Joe emphasizes how essential digitization and machine learning are for enhancing the customer experience and growing CLV. High-level technology not only enables profound customer understanding but is also a potent tool for efficiently resolving customer issues. Combined with a deep understanding of CLV, it can unlock new actions and initiatives.

The other perspective is the degree to which you understand the CLV of customers," Joe says. "Digital-first companies, because of the data they're able to collect, can calculate CLV much differently than we have for the last 25 years.”

Adopting the right digital-first approach can ensure in-depth customer insights and a responsive personalization flywheel, spurring earned growth. However, initiating this transformation can seem formidable.

Joe uses a "three-lane highway" analogy to help break down this transformation into three achievable parts:

  1. Identify and act on processes that can effect sizable change within a 90-day cycle
  2. Zero in on processes that enhance customer, employee, and shareholder experiences
  3. Identify opportunities for innovative, game-changing solutions

In this episode, Joe and I dig into examples of successful digital-first strategies from his book. We also explore CLV as the yardstick for sustainable growth, and in classic Joe fashion, he emphasizes the importance of eliminating negative customer experiences, not just improving them.

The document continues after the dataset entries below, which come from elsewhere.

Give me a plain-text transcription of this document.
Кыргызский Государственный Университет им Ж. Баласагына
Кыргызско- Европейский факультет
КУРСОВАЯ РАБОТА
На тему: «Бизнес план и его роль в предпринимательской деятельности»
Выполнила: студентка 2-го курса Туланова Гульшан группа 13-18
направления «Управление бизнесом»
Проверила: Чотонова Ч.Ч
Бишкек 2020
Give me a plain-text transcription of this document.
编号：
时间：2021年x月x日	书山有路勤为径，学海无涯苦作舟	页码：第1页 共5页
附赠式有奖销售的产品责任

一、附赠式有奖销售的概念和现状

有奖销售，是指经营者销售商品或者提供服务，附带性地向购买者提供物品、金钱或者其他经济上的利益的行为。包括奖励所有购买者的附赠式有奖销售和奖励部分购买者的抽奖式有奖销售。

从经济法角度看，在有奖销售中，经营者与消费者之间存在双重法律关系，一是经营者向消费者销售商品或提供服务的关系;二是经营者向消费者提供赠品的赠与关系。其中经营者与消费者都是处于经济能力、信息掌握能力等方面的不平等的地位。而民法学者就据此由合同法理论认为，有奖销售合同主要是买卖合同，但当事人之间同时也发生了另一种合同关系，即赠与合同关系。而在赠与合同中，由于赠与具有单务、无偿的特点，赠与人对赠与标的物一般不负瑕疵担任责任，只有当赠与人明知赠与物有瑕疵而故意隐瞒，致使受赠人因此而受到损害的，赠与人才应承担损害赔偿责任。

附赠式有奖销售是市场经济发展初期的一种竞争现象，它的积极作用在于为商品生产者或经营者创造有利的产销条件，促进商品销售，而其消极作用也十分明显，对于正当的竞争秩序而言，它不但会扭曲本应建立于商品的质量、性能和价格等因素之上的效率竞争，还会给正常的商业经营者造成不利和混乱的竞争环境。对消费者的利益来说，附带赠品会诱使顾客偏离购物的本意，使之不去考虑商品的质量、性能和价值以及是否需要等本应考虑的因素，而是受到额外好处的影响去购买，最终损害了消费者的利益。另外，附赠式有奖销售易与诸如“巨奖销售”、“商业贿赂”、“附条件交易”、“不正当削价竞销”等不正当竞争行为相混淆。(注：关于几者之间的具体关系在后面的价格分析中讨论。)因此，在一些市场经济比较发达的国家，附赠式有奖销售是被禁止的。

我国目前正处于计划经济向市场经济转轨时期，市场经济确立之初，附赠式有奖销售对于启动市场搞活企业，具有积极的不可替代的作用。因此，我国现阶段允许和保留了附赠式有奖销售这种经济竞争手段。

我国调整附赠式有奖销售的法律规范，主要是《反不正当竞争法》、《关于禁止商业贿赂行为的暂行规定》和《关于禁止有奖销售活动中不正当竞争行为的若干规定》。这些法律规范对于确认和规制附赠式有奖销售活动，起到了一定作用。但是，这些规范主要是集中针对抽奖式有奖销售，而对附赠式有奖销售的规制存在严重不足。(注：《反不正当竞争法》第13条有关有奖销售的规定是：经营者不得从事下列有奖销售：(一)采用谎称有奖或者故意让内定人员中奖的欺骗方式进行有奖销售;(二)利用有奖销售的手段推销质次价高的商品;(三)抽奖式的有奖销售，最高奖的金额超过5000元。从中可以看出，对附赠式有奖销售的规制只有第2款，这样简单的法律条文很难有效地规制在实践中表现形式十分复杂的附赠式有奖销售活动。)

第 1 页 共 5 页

In the following excerpt, we discuss what can happen when companies focus on solving the wrong problems, and how to get digital-first right.

Rob Markey: Lots of companies that make attempts to go digital-first do kind of a half attempt, and they convince themselves they're doing something important and big, but they don't develop the right skills. What's underneath that?

Joe Wheeler: Yeah. You know, the book opens with a case study of Zume Pizza. The idea was to use robotics to not just make pizza but also to deliver it. They took the cost of labor down and they could predict zip codes in their area. So the concept was that you could order pizza with Zume Pizza, and within five or seven minutes you might have a hot pizza delivered to you.

It's one of these things that on paper looked interesting, but the headline was they went out of business in about two and a half years.

Other companies fixed their quality problems for the most part, and they could get a pizza to me in about 30 minutes. I didn't really need it any faster.

You have to ask the question, “Was this a solution looking for a problem versus a problem that found a solution?”